El anciano se levantó de la mesa sigilosamente, atravesó el local a paso ligero y salió por la puerta de cristal, creyendo que nadie le había visto huir de aquel restaurante. Cuando uno se cree invisible, siempre suelen existir unos ojos que lo ha visto todo, como en esta ocasión.
Martin, a pesar de haber pasado los sesenta hace una década, era ligero y rápido como un conejillo. Desde que le habían disminuido la pensión sus ingresos no daban para todo lo que le hubiera gustado, por tanto buscaba alternativas para conservar su buena vida. La opción de apretarse el cinturón ni tan siquiera la había contemplado.

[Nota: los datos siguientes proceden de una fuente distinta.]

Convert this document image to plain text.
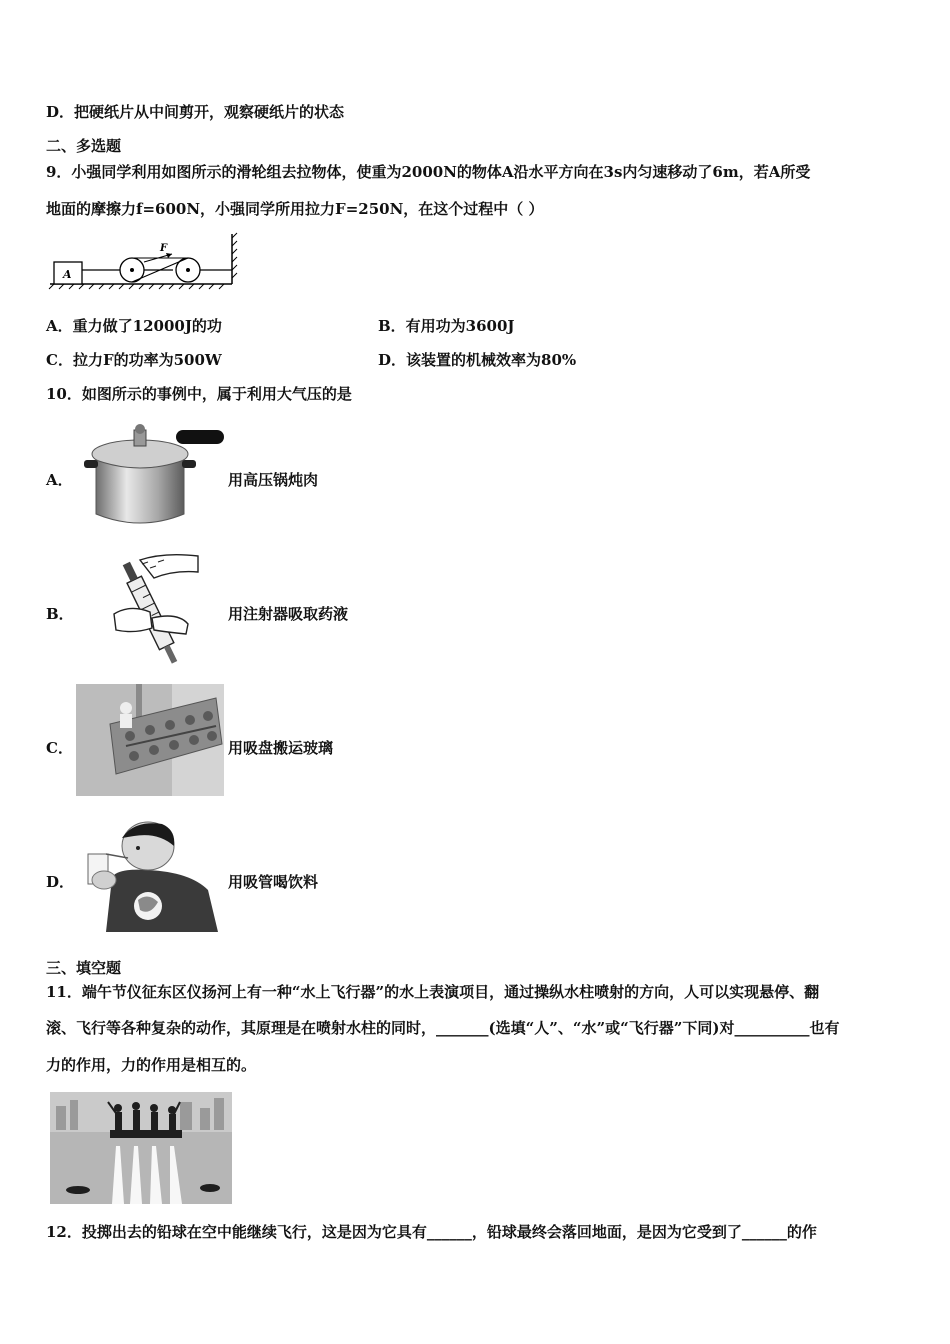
D．把硬纸片从中间剪开，观察硬纸片的状态
二、多选题
9．小强同学利用如图所示的滑轮组去拉物体，使重为2000N的物体A沿水平方向在3s内匀速移动了6m，若A所受
地面的摩擦力f=600N，小强同学所用拉力F=250N，在这个过程中（ ）
A
F
A．重力做了12000J的功	B．有用功为3600J
C．拉力F的功率为500W	D．该装置的机械效率为80%
10．如图所示的事例中，属于利用大气压的是
A．	用高压锅炖肉
B．	用注射器吸取药液
C．	用吸盘搬运玻璃
D．	用吸管喝饮料
三、填空题
11．端午节仪征东区仪扬河上有一种“水上飞行器”的水上表演项目，通过操纵水柱喷射的方向，人可以实现悬停、翻
滚、飞行等各种复杂的动作，其原理是在喷射水柱的同时，_______(选填“人”、“水”或“飞行器”下同)对__________也有
力的作用，力的作用是相互的。
12．投掷出去的铅球在空中能继续飞行，这是因为它具有______，铅球最终会落回地面，是因为它受到了______的作
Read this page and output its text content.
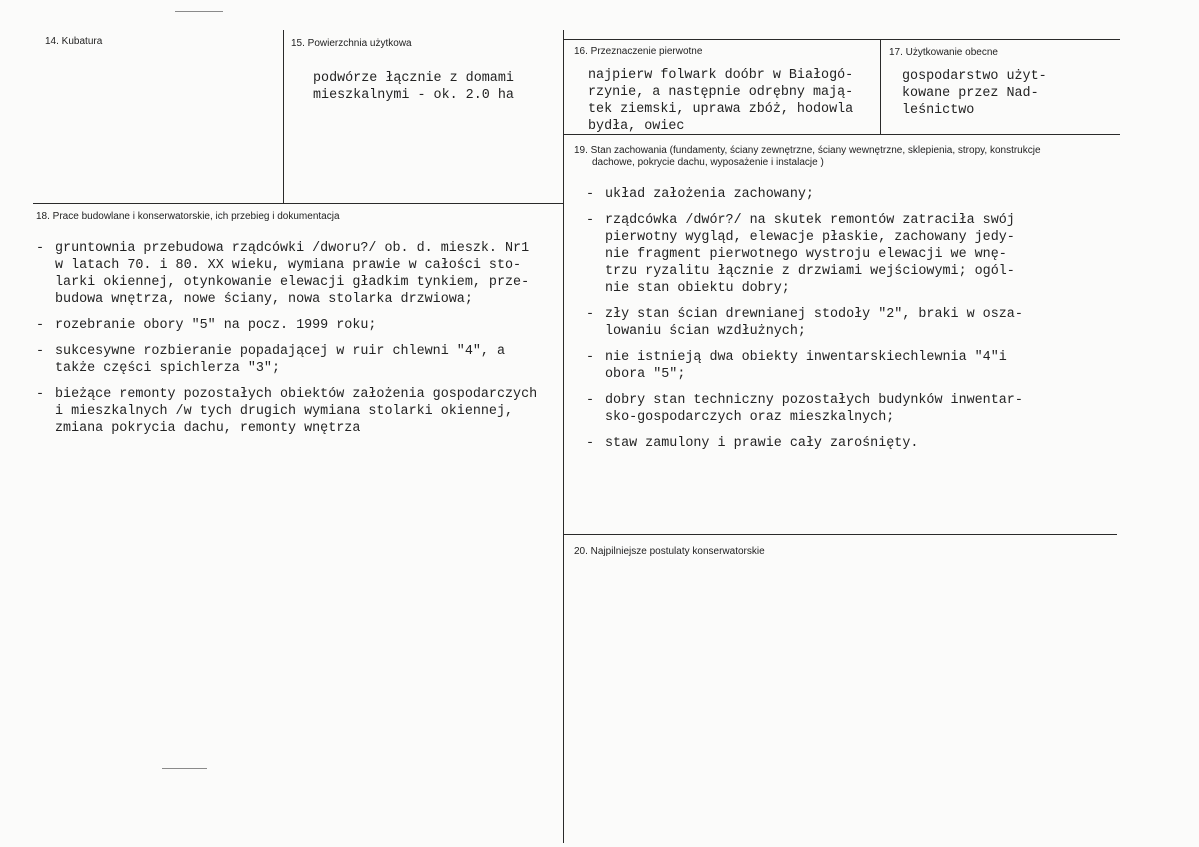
14. Kubatura	15. Powierzchnia użytkowa
podwórze łącznie z domami
mieszkalnymi - ok. 2.0 ha
16. Przeznaczenie pierwotne
najpierw folwark doóbr w Białogó-
rzynie, a następnie odrębny mają-
tek ziemski, uprawa zbóż, hodowla
bydła, owiec
17. Użytkowanie obecne
gospodarstwo użyt-
kowane przez Nad-
leśnictwo
19. Stan zachowania (fundamenty, ściany zewnętrzne, ściany wewnętrzne, sklepienia, stropy, konstrukcje
dachowe, pokrycie dachu, wyposażenie i instalacje )
- układ założenia zachowany;
- rządcówka /dwór?/ na skutek remontów zatraciła swój
pierwotny wygląd, elewacje płaskie, zachowany jedy-
nie fragment pierwotnego wystroju elewacji we wnę-
trzu ryzalitu łącznie z drzwiami wejściowymi; ogól-
nie stan obiektu dobry;
- zły stan ścian drewnianej stodoły "2", braki w osza-
lowaniu ścian wzdłużnych;
- nie istnieją dwa obiekty inwentarskiechlewnia "4"i
obora "5";
- dobry stan techniczny pozostałych budynków inwentar-
sko-gospodarczych oraz mieszkalnych;
- staw zamulony i prawie cały zarośnięty.
18. Prace budowlane i konserwatorskie, ich przebieg i dokumentacja
- gruntownia przebudowa rządcówki /dworu?/ ob. d. mieszk. Nr1
w latach 70. i 80. XX wieku, wymiana prawie w całości sto-
larki okiennej, otynkowanie elewacji gładkim tynkiem, prze-
budowa wnętrza, nowe ściany, nowa stolarka drzwiowa;
- rozebranie obory "5" na pocz. 1999 roku;
- sukcesywne rozbieranie popadającej w ruir chlewni "4", a
także części spichlerza "3";
- bieżące remonty pozostałych obiektów założenia gospodarczych
i mieszkalnych /w tych drugich wymiana stolarki okiennej,
zmiana pokrycia dachu, remonty wnętrza
20. Najpilniejsze postulaty konserwatorskie
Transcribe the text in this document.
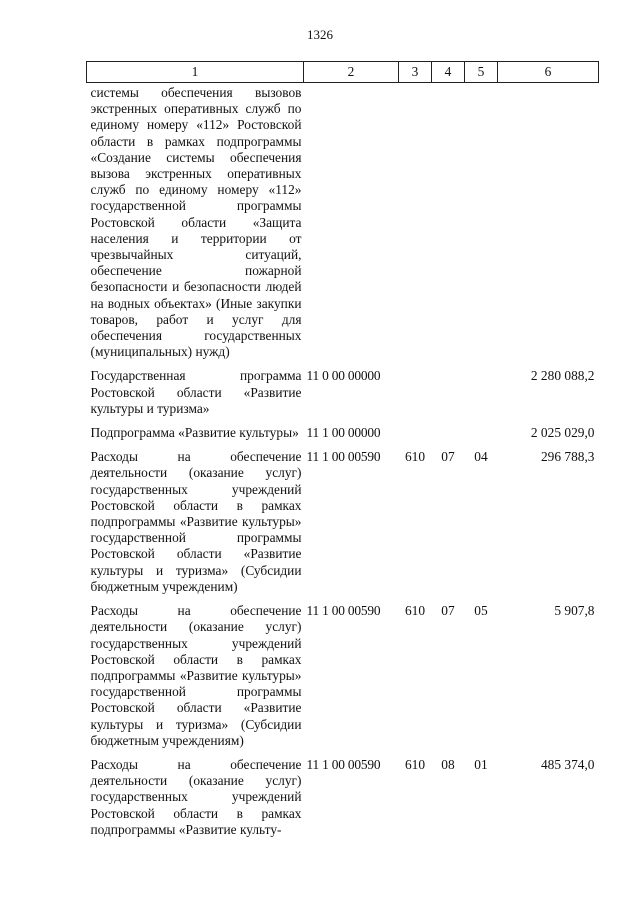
1326
1	2	3	4	5	6
системы обеспечения вызовов экстренных оперативных служб по единому номеру «112» Ростовской области в рамках подпрограммы «Создание системы обеспечения вызова экстренных оперативных служб по единому номеру «112» государственной программы Ростовской области «Защита населения и территории от чрезвычайных ситуаций, обеспечение пожарной безопасности и безопасности людей на водных объектах» (Иные закупки товаров, работ и услуг для обеспечения государственных (муниципальных) нужд)					
Государственная программа Ростовской области «Развитие культуры и туризма»	11 0 00 00000				2 280 088,2
Подпрограмма «Развитие культуры»	11 1 00 00000				2 025 029,0
Расходы на обеспечение деятельности (оказание услуг) государственных учреждений Ростовской области в рамках подпрограммы «Развитие культуры» государственной программы Ростовской области «Развитие культуры и туризма» (Субсидии бюджетным учрежденим)	11 1 00 00590	610	07	04	296 788,3
Расходы на обеспечение деятельности (оказание услуг) государственных учреждений Ростовской области в рамках подпрограммы «Развитие культуры» государственной программы Ростовской области «Развитие культуры и туризма» (Субсидии бюджетным учреждениям)	11 1 00 00590	610	07	05	5 907,8
Расходы на обеспечение деятельности (оказание услуг) государственных учреждений Ростовской области в рамках подпрограммы «Развитие культу-	11 1 00 00590	610	08	01	485 374,0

Dobló la esquina y respiró veloz. Sonrió y se apoyo contra aquel muro frío lleno de grafitis rojos. Cerró los ojos y saboreó por segunda vez la cena que tan barata le había salido. No sabía que nunca los volvería a abrir. Saboreó también aquel momento de adrenalina generada por la emoción de lo que acababa de conseguir. Justo en ese instante tan placentero en el que su cerebro burbujeaba emoción, alguien le agarró por la manga de la gabardina y lo tiró al suelo. Lo arrastró rasgándole la piel de la cara contra el asfalto de la carretera hasta llegar a la estrecha calle de en frente.
Martín no reaccionó, aquel batacazo que dio su cabeza contra el suelo ya lo había dejado inconsciente y con el cráneo abierto. En aquel lado de la calle aquel señor comenzó a recibir patadas en la boca mientras sus falsos dientes se escapaban por el aire envueltos en sangre. Su estómago reventó a base de golpes y sus pulmones se encharcaron. Murió al cabo de quince minutos, sin embargo aquel bárbaro no dejó de golpearle hasta que sació su sensación de rabia.
El callejón conectaba con la entrada trasera del restaurante donde el jubilado había disfrutado su última cena. Nunca creyó que volvería a entrar a aquel lugar y menos en aquellas condiciones. Martín se convertiría en el menú de los clientes del día siguiente.
Aquellos brazos fuertes que lo habían arrastrado a la muerte, lo dividieron en secciones. Primero despellejaron su rugoso cuerpo, lo trocearon sin piedad y lo limpiaron de órganos inútiles. Solo quedó aquello que se pudiera aprovechar sazonado con especias.
La mesa roja manchada con la sangre de aquel anciano y ese suelo encharcado eran el mismo escenario donde había sido cocinado el plato que navegaba por su estómago reventado. El personal del local miraba horrorizado la escena, pero nadie decía nada por miedo, o porque el resto tampoco decían nada.